The ingenious humanity that learned how to transform the planet and to assess the risks of having done so must now learn how to escape the existential climate threats it knows are out there.
New clean energy technology is the key to climate safety, and smart research and development (R&D) is the key to new clean energy technology. A July report from the MIT Energy Initiative, Venture Capital and Cleantech: The Wrong Model for Clean Energy Innovation, analyzes the clean energy technology (cleantech) boom and bust of the last decade, during which venture capital investors put $25 billion into the cleantech sector and lost over half of it. The authors conclude that “cleantech clearly does not fit the risk, return, or time profiles of traditional venture capital investors” and that “policymakers should capitalize on the momentum of recent announcements (Mission Innovation and the Breakthrough Energy Coalition) to develop a more functional ecosystem for cleantech innovation.” They go on to identify the public and private elements of such a system.
An important part of a successful new system will be putting a price on carbon, correcting the market failure that currently hobbles demand for clean energy by keeping economically costly fossil fuels cheap to burn. As Richard Newell, RFF’s incoming president, points out in “The Role of Energy Technology Policy Alongside Carbon Pricing” (in Implementing a US Carbon Tax: Challenges and Debates), “R&D without market demand for the results is like pushing on a rope and would ultimately have little impact.”
An obvious connection is to fund energy innovation with money from pricing carbon. One opportunity to do this lies in updating the Strategic Petroleum Reserve—by creating a public-private agency to hold and manage the reserve (a common arrangement in other member countries of the International Energy Agency) and charging a fee to industry to acquire the oil in the reserve, with the proceeds placed in a dedicated clean energy R&D fund. My RFF discussion paper, “Turning Rainy-Day Oil into Clean-Energy Gold: Funding Mission Innovation with a Strengthened Strategic Petroleum Reserve,” lays out this approach, which realizes value from the aging, little-used reserve while improving its capability as a short-term energy security buffer. Specifically, this energy intermediary policy would do the following:
- provide an extended, certain funding source for essential clean energy R&D;
- advance US leadership in an enormously rewarding global market for affordable clean energy technology;
- reduce oil use and carbon emissions in the transportation sector, now the biggest source of US carbon pollution; and
- improve the Strategic Petroleum Reserve by strengthening its coordination with other government and commercial stockholdings and transportation infrastructure and by introducing reliable industry funding for its operations.

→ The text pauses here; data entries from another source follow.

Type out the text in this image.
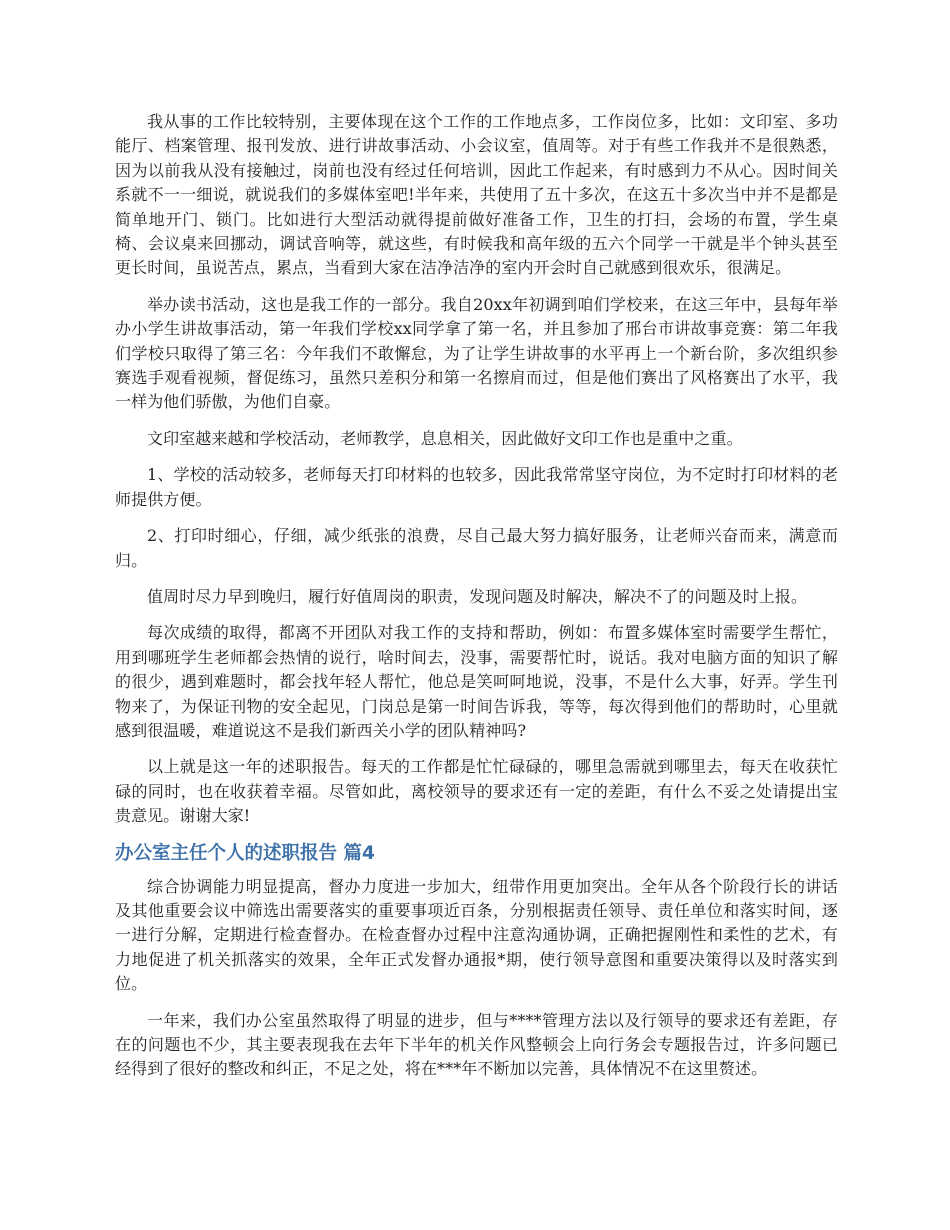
我从事的工作比较特别，主要体现在这个工作的工作地点多，工作岗位多，比如：文印室、多功能厅、档案管理、报刊发放、进行讲故事活动、小会议室，值周等。对于有些工作我并不是很熟悉，因为以前我从没有接触过，岗前也没有经过任何培训，因此工作起来，有时感到力不从心。因时间关系就不一一细说，就说我们的多媒体室吧!半年来，共使用了五十多次，在这五十多次当中并不是都是简单地开门、锁门。比如进行大型活动就得提前做好准备工作，卫生的打扫，会场的布置，学生桌椅、会议桌来回挪动，调试音响等，就这些，有时候我和高年级的五六个同学一干就是半个钟头甚至更长时间，虽说苦点，累点，当看到大家在洁净洁净的室内开会时自己就感到很欢乐，很满足。

举办读书活动，这也是我工作的一部分。我自20xx年初调到咱们学校来，在这三年中，县每年举办小学生讲故事活动，第一年我们学校xx同学拿了第一名，并且参加了邢台市讲故事竞赛：第二年我们学校只取得了第三名：今年我们不敢懈怠，为了让学生讲故事的水平再上一个新台阶，多次组织参赛选手观看视频，督促练习，虽然只差积分和第一名擦肩而过，但是他们赛出了风格赛出了水平，我一样为他们骄傲，为他们自豪。

文印室越来越和学校活动，老师教学，息息相关，因此做好文印工作也是重中之重。

1、学校的活动较多，老师每天打印材料的也较多，因此我常常坚守岗位，为不定时打印材料的老师提供方便。

2、打印时细心，仔细，减少纸张的浪费，尽自己最大努力搞好服务，让老师兴奋而来，满意而归。

值周时尽力早到晚归，履行好值周岗的职责，发现问题及时解决，解决不了的问题及时上报。

每次成绩的取得，都离不开团队对我工作的支持和帮助，例如：布置多媒体室时需要学生帮忙，用到哪班学生老师都会热情的说行，啥时间去，没事，需要帮忙时，说话。我对电脑方面的知识了解的很少，遇到难题时，都会找年轻人帮忙，他总是笑呵呵地说，没事，不是什么大事，好弄。学生刊物来了，为保证刊物的安全起见，门岗总是第一时间告诉我，等等，每次得到他们的帮助时，心里就感到很温暖，难道说这不是我们新西关小学的团队精神吗?

以上就是这一年的述职报告。每天的工作都是忙忙碌碌的，哪里急需就到哪里去，每天在收获忙碌的同时，也在收获着幸福。尽管如此，离校领导的要求还有一定的差距，有什么不妥之处请提出宝贵意见。谢谢大家!

办公室主任个人的述职报告 篇4

综合协调能力明显提高，督办力度进一步加大，纽带作用更加突出。全年从各个阶段行长的讲话及其他重要会议中筛选出需要落实的重要事项近百条，分别根据责任领导、责任单位和落实时间，逐一进行分解，定期进行检查督办。在检查督办过程中注意沟通协调，正确把握刚性和柔性的艺术，有力地促进了机关抓落实的效果，全年正式发督办通报*期，使行领导意图和重要决策得以及时落实到位。

一年来，我们办公室虽然取得了明显的进步，但与****管理方法以及行领导的要求还有差距，存在的问题也不少，其主要表现我在去年下半年的机关作风整顿会上向行务会专题报告过，许多问题已经得到了很好的整改和纠正，不足之处，将在***年不断加以完善，具体情况不在这里赘述。
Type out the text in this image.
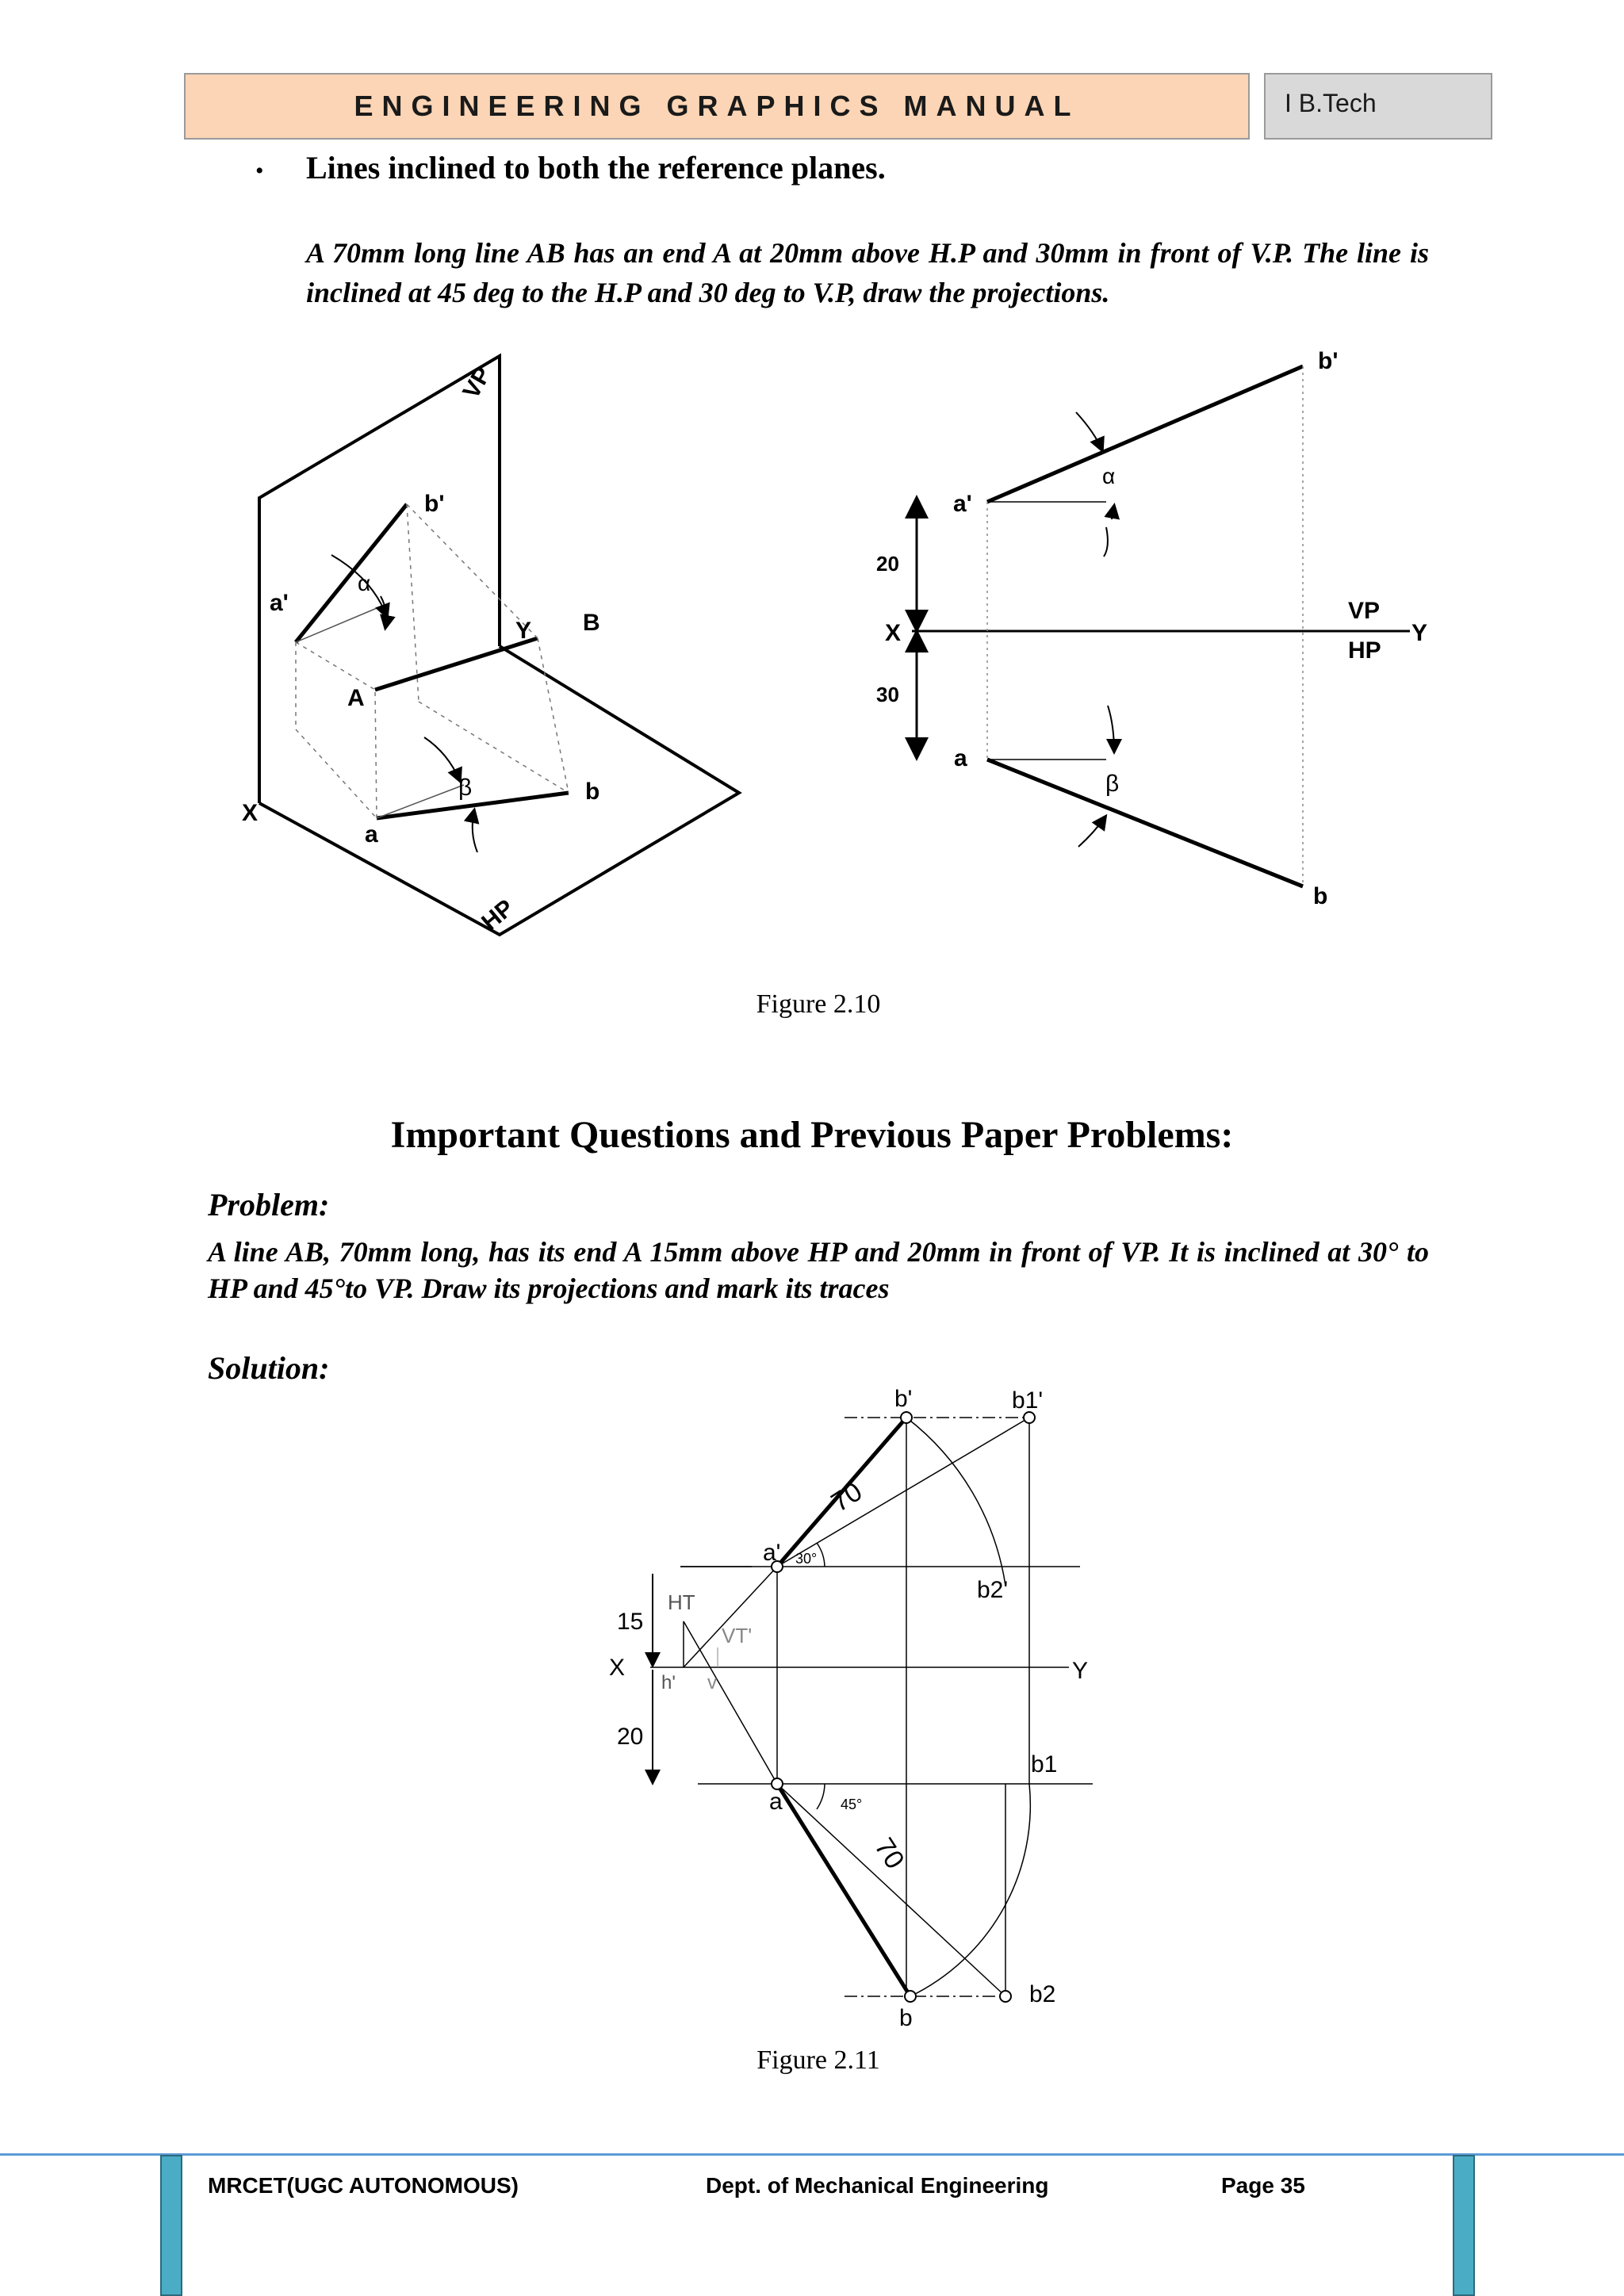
ENGINEERING GRAPHICS MANUAL	I B.Tech
•	Lines inclined to both the reference planes.
A 70mm long line AB has an end A at 20mm above H.P and 30mm in front of V.P. The line is inclined at 45 deg to the H.P and 30 deg to V.P, draw the projections.
VP
HP
X
Y
a'
b'
A
B
a
b
α
β
b'
a'
α
X	Y
VP
HP
a
β
b
20
30
Figure 2.10
Important Questions and Previous Paper Problems:
Problem:
A line AB, 70mm long, has its end A 15mm above HP and 20mm in front of VP. It is inclined at 30° to HP and 45°to VP. Draw its projections and mark its traces
Solution:
b'	b1'
70
a' 30°
b2'
HT
15
VT'
X
h' v	Y
20
b1
a	45°
70
b
b2
Figure 2.11
MRCET(UGC AUTONOMOUS)	Dept. of Mechanical Engineering	Page 35
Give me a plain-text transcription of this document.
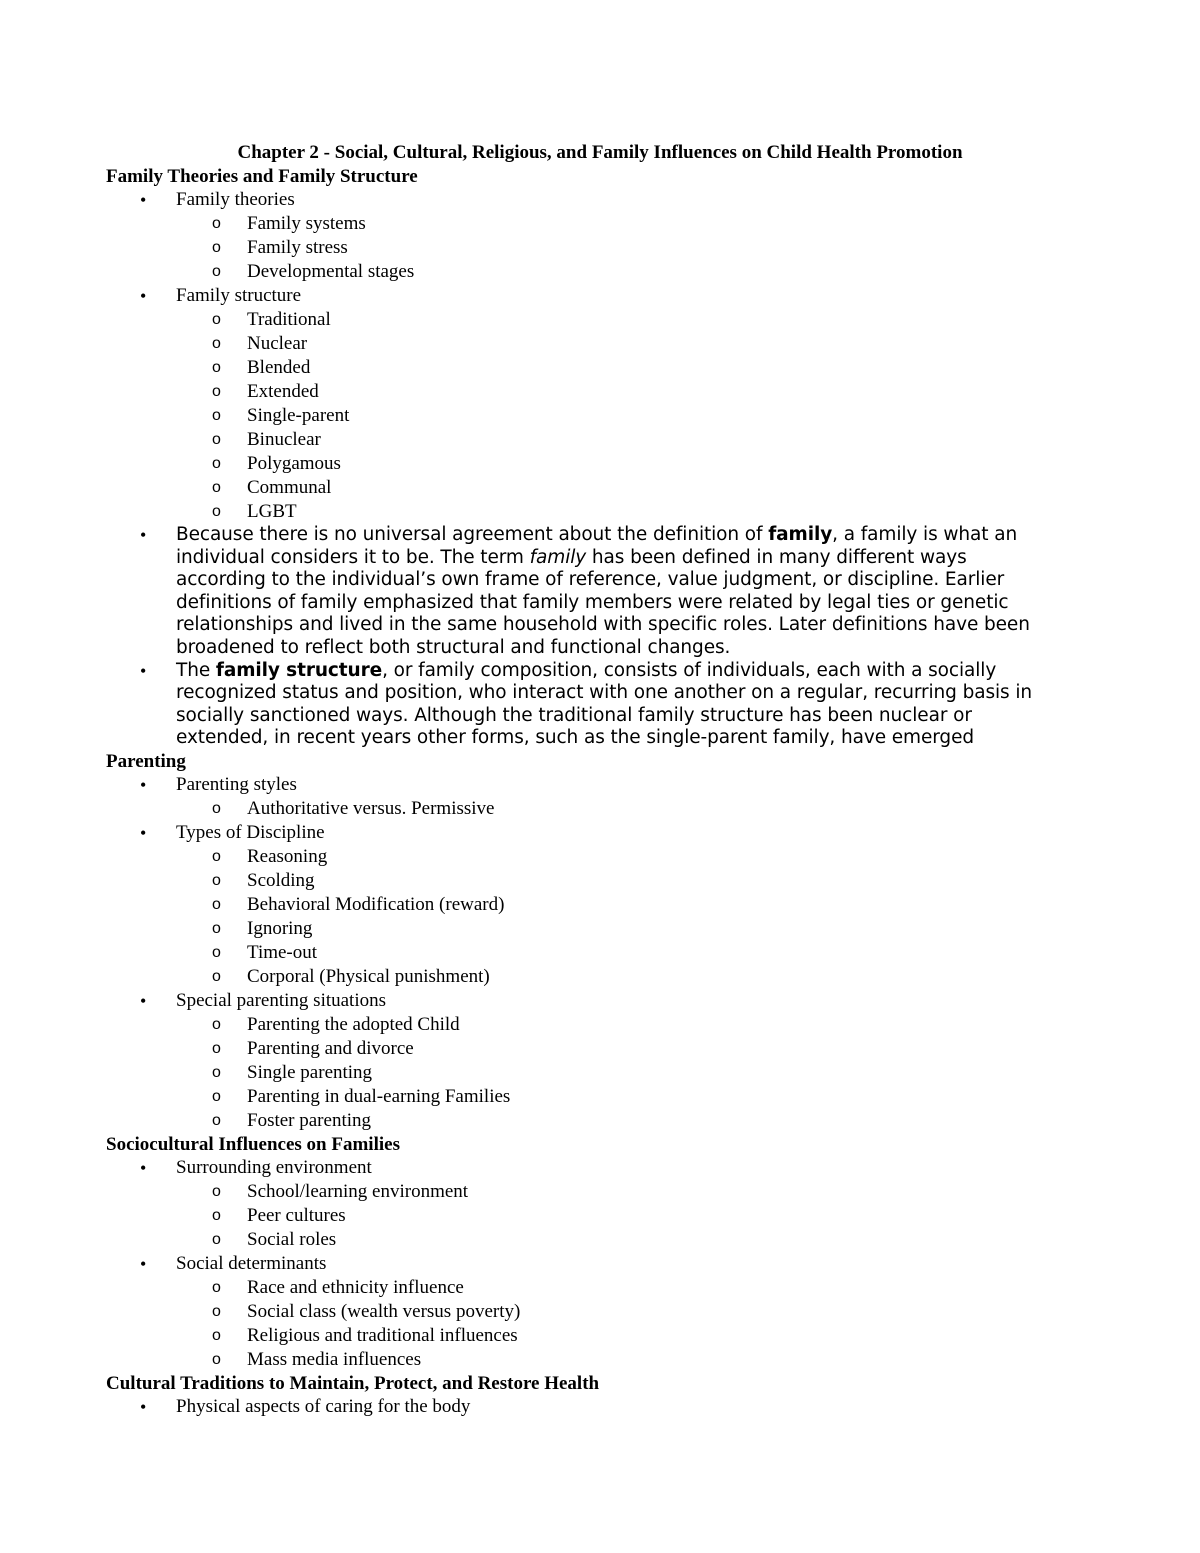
Chapter 2 - Social, Cultural, Religious, and Family Influences on Child Health Promotion
Family Theories and Family Structure
• Family theories
o Family systems
o Family stress
o Developmental stages
• Family structure
o Traditional
o Nuclear
o Blended
o Extended
o Single-parent
o Binuclear
o Polygamous
o Communal
o LGBT
• Because there is no universal agreement about the definition of family, a family is what an
individual considers it to be. The term family has been defined in many different ways
according to the individual’s own frame of reference, value judgment, or discipline. Earlier
definitions of family emphasized that family members were related by legal ties or genetic
relationships and lived in the same household with specific roles. Later definitions have been
broadened to reflect both structural and functional changes.
• The family structure, or family composition, consists of individuals, each with a socially
recognized status and position, who interact with one another on a regular, recurring basis in
socially sanctioned ways. Although the traditional family structure has been nuclear or
extended, in recent years other forms, such as the single-parent family, have emerged
Parenting
• Parenting styles
o Authoritative versus. Permissive
• Types of Discipline
o Reasoning
o Scolding
o Behavioral Modification (reward)
o Ignoring
o Time-out
o Corporal (Physical punishment)
• Special parenting situations
o Parenting the adopted Child
o Parenting and divorce
o Single parenting
o Parenting in dual-earning Families
o Foster parenting
Sociocultural Influences on Families
• Surrounding environment
o School/learning environment
o Peer cultures
o Social roles
• Social determinants
o Race and ethnicity influence
o Social class (wealth versus poverty)
o Religious and traditional influences
o Mass media influences
Cultural Traditions to Maintain, Protect, and Restore Health
• Physical aspects of caring for the body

Few doubt that the United States has the technical, organizational, and financial capability to create the needed new technology. Intellectual and commercial leaders in the US innovation ecosystem agree and back the critical role of public policy and resourcing in the innovation pipeline. But less than a year after COP 21, members of the Energy and Water Subcommittee of the Senate Committee on Appropriations have already rejected funds requested by the administration to move forward on the Mission Innovation commitment. However, the champions of progress are pressing on and talking optimistically about the future. A secure future requires policy innovation as well as technology innovation. This summer of historic heat, fire, and flooding is signaling us that there is no policy mission more important than beating the forces that have put the well-being of human life on Earth in jeopardy.